It looks like graphite flake sizes at Kingslands’ Leliyn project are just right for lithium-ion battery anodes

Kingsland’s (ASX:KNG) Leliyn project hosts a 20km outcropping graphitic schist with a conceptual Exploration Target of between 200Mt and 250Mt grading 8% to 11% TGC.

Recent bonanza intersections topping 206m grading 10% graphite have proved the “world class” scale and grade potential and the company is now looking to convert a portion of that target into resources.

To feed the burgeoning electric vehicle sector graphite flakes undergo a micronizing process before being further processed into spherical graphite for use in lithium-ion batteries.

Flake sizes of less than 150 micron (100 mesh) are preferred as larger flakes require a greater size reduction which incurs a higher cost.

At this early stage, KNG reckons Leliyn looks to have flake sizes that are favourable for battery anode material.

The petrography analysis was conducted on first two diamond drill hole intercepts: 132m @ 8.7 % TGC from 0m (LEDD_01), including 94m @ 10.8% TGC from 31m and 126m @ 7.6% TGC from 52m (LEDD_02), including 53m @ 11.1% TGC from 117m.

Small samples of core were collected at around 7-8m intervals down the core holes for petrographic analysis, which involves making a thin section of the core to allow light to pass through the rock.

Polarised light can then be used to identify different mineral species based on the different characteristics of light passing through the slide and the size of individual graphite flakes can also be measured.

KNG says the important conclusion from this analysis is that flake graphite is widespread throughout the drillholes and indicates that Leliyn can be a source of flake graphite.

“These outstanding initial test work results are a major milestone in de-risking the project’s pathway to development,” KNG MD Richard Maddocks says.

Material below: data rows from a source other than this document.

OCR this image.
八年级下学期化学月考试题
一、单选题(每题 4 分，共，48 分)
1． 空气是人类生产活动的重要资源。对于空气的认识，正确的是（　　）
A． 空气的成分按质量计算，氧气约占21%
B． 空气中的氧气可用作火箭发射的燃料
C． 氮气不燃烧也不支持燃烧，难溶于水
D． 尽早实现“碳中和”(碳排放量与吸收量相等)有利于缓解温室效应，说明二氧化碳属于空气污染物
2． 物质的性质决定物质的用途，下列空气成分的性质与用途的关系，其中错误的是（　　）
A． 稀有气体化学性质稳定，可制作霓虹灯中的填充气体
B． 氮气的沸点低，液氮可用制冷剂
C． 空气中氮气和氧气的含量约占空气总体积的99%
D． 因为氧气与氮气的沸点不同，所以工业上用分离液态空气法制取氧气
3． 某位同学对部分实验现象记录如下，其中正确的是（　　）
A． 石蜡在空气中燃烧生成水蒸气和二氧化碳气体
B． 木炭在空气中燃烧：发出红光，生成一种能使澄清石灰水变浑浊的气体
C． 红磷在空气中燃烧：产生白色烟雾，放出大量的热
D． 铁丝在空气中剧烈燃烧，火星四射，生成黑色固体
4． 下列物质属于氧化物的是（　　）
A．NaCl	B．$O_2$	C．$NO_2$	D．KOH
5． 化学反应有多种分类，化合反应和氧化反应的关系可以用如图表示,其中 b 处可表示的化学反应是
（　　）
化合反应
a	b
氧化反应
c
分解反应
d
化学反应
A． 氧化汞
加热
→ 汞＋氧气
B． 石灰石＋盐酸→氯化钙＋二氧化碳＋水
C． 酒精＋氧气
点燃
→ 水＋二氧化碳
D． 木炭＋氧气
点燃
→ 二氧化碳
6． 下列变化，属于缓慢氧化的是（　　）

“We are now rapidly progressing the maiden Mineral Resource Estimate at Leliyn where mineralisation has been defined over a 5km strike within a 20km long graphitic schist.

“In parallel, we plan to progress metallurgical flotation test-work.”

Next steps involve collecting representative samples from the diamond drill core and submitting these for flotation test-work.

The first metallurgical samples are expected to be submitted during September with results taking two to three months.

These tests will establish the viability of the graphitic schist to produce a graphite concentrate of a quality that is amenable to further downstream purifying and processing with the targeted final product being purified spherical graphite for use as battery anode material in lithium-ion batteries.